How many bricks are there in the Sports Hall? It was a game some staff used to play in the summer at exam invigilation time. I didn’t. Numbers have never been my thing. But if one of my ex-colleagues reading this remembers, perhaps they could tell us via a Comment. I know a post on the Sports Hall should probably be focusing on PE, but, as an English teacher, I spent most of my time there invigilating.
Up until April 6th, the Sports Hall was the only place on the main site I hadn’t visited with my camera. This wasn’t just because it wasn’t my natural domain. As the building is to be retained as part of the new school, for a long while it remained untouched, a safe storage space. However, learning that Wates were working on it now, since Peter was needed on the fork-lift again, Eddie took me there today.
As can be seen from the plans, to allow optimum space for the new build, only a narrow alleyway now leads to the Sports Hall entrance.

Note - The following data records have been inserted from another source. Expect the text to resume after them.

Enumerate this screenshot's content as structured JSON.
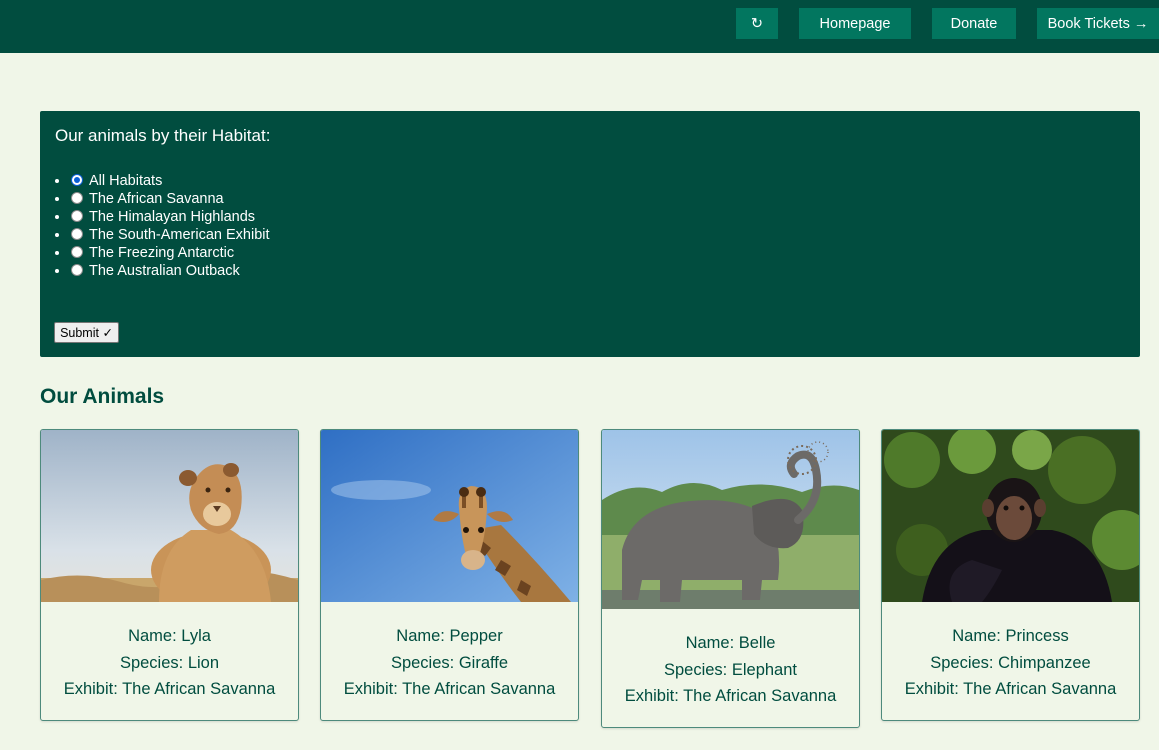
{
  "header": {
    "refresh_icon": "↻",
    "homepage_label": "Homepage",
    "donate_label": "Donate",
    "book_label": "Book Tickets →"
  },
  "habitat_form": {
    "title": "Our animals by their Habitat:",
    "options": [
      {
        "label": "All Habitats",
        "checked": true
      },
      {
        "label": "The African Savanna",
        "checked": false
      },
      {
        "label": "The Himalayan Highlands",
        "checked": false
      },
      {
        "label": "The South-American Exhibit",
        "checked": false
      },
      {
        "label": "The Freezing Antarctic",
        "checked": false
      },
      {
        "label": "The Australian Outback",
        "checked": false
      }
    ],
    "submit_label": "Submit ✓"
  },
  "animals_section": {
    "title": "Our Animals",
    "cards": [
      {
        "name": "Name: Lyla",
        "species": "Species: Lion",
        "exhibit": "Exhibit: The African Savanna"
      },
      {
        "name": "Name: Pepper",
        "species": "Species: Giraffe",
        "exhibit": "Exhibit: The African Savanna"
      },
      {
        "name": "Name: Belle",
        "species": "Species: Elephant",
        "exhibit": "Exhibit: The African Savanna"
      },
      {
        "name": "Name: Princess",
        "species": "Species: Chimpanzee",
        "exhibit": "Exhibit: The African Savanna"
      }
    ]
  },
  "colors": {
    "header_bg": "#014d3f",
    "button_bg": "#02765f",
    "page_bg": "#f0f6e8",
    "accent_text": "#014d3f"
  }
}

If you can recall the original plans when the Sports Hall was built in 2002, you will have spotted the difference. To accommodate the new building’s north-west corner, the angled section of the entrance lobby was demolished and the area sealed off ever since.
Thanks to photographs taken by Wates themselves and Giuseppe, you can see below how the entrance lobby has been reconfigured.

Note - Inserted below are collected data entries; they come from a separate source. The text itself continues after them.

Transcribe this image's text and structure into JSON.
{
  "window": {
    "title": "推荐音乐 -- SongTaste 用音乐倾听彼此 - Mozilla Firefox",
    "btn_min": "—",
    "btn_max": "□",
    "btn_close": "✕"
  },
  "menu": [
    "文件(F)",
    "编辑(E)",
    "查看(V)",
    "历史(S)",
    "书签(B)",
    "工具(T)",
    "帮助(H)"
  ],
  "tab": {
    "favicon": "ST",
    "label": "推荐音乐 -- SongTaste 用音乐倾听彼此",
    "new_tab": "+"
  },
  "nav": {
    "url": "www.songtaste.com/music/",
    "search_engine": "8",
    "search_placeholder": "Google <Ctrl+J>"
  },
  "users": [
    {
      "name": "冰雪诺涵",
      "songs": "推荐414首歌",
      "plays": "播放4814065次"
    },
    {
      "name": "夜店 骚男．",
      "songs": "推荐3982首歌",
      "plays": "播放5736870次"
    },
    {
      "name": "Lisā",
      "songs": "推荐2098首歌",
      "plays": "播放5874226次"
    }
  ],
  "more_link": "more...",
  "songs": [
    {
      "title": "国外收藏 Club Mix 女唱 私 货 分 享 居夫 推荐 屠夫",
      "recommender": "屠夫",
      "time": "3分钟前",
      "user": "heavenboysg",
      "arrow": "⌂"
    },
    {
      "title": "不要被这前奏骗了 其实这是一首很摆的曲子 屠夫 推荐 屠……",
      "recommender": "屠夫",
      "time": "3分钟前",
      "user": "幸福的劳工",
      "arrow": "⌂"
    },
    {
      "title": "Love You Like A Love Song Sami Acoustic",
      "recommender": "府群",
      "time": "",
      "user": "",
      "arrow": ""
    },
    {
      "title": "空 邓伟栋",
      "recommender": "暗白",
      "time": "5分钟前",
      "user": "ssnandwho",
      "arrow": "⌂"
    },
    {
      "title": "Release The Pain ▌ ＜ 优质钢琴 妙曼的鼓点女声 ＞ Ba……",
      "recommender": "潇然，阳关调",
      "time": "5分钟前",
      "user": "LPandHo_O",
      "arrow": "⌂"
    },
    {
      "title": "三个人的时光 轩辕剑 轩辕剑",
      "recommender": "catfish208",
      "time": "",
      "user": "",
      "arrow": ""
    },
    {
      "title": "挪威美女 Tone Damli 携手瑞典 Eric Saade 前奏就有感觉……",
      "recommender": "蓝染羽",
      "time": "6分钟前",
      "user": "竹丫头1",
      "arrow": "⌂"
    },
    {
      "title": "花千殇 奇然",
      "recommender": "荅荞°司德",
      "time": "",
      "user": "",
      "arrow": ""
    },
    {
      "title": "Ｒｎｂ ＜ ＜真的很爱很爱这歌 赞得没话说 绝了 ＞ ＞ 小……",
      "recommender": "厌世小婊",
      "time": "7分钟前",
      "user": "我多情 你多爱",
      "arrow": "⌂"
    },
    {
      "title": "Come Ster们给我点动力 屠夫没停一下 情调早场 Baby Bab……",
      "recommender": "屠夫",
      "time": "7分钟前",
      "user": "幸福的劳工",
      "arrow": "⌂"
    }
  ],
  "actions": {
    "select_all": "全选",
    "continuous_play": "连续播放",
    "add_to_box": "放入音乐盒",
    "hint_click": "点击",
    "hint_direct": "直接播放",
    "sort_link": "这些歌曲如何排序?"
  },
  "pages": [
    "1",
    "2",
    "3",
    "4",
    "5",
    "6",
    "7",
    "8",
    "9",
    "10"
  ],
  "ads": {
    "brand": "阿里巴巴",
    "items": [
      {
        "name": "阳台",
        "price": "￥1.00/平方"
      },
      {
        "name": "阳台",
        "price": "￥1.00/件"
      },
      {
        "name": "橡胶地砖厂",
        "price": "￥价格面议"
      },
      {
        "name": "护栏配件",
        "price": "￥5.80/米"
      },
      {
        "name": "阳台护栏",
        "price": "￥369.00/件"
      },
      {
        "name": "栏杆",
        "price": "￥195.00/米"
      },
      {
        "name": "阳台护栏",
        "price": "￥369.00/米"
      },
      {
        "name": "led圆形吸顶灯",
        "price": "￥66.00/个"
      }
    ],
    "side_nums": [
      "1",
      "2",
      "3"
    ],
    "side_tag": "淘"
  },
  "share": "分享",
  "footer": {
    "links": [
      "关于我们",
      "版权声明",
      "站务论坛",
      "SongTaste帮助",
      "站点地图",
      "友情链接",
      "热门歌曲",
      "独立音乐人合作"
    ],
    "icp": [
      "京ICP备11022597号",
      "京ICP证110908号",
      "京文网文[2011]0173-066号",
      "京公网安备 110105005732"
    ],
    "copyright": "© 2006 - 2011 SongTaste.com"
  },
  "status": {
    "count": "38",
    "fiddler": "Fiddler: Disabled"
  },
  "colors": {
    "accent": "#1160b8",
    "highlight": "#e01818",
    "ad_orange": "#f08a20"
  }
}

Eddie had told me they were busy creating two wet rooms in the entrance and, as we approached the building, the first thing I saw was someone hard at work in a trench installing new pipes and drains.
After ducking under the scaffolding, trying hard not to bang my helmet, I could now see the reshaping of the lobby interior for myself.
For a full tour through the old toilet & changing room areas and all four corners of the Sports Hall itself as I found them on the 6th April, there is a slideshow at the end of this post. However, the main impressions which struck me were not of sporting achievements, but of entering a time-warp which took me back to the summer of 2014. It was strangely disorientating, knowing how much had changed elsewhere on site, to see the store cupboard full of Church High equipment as it had been left. Also the exam desks and particularly the circular Dining Hall tables neatly stacked at the back of the hall.
The bright red bricks of the large donors’ plaque which was displayed on the side wall of the entrance lobby caught my eye next.
But it was the exam board regulations still in place on the walls and the flipchart showing the Church High centre number & details of the last exam propped up against the wall which affected me most.
However, something even more evocative awaited me in the far corner as we made our way back across the hall towards the door. Not only was there a lone exam desk and table still set up next to the central heating units now scattered across the floor, but the clock next to the basketball net on the east wall was still actually working.
Even now, the Sports Hall is still running on Church High time.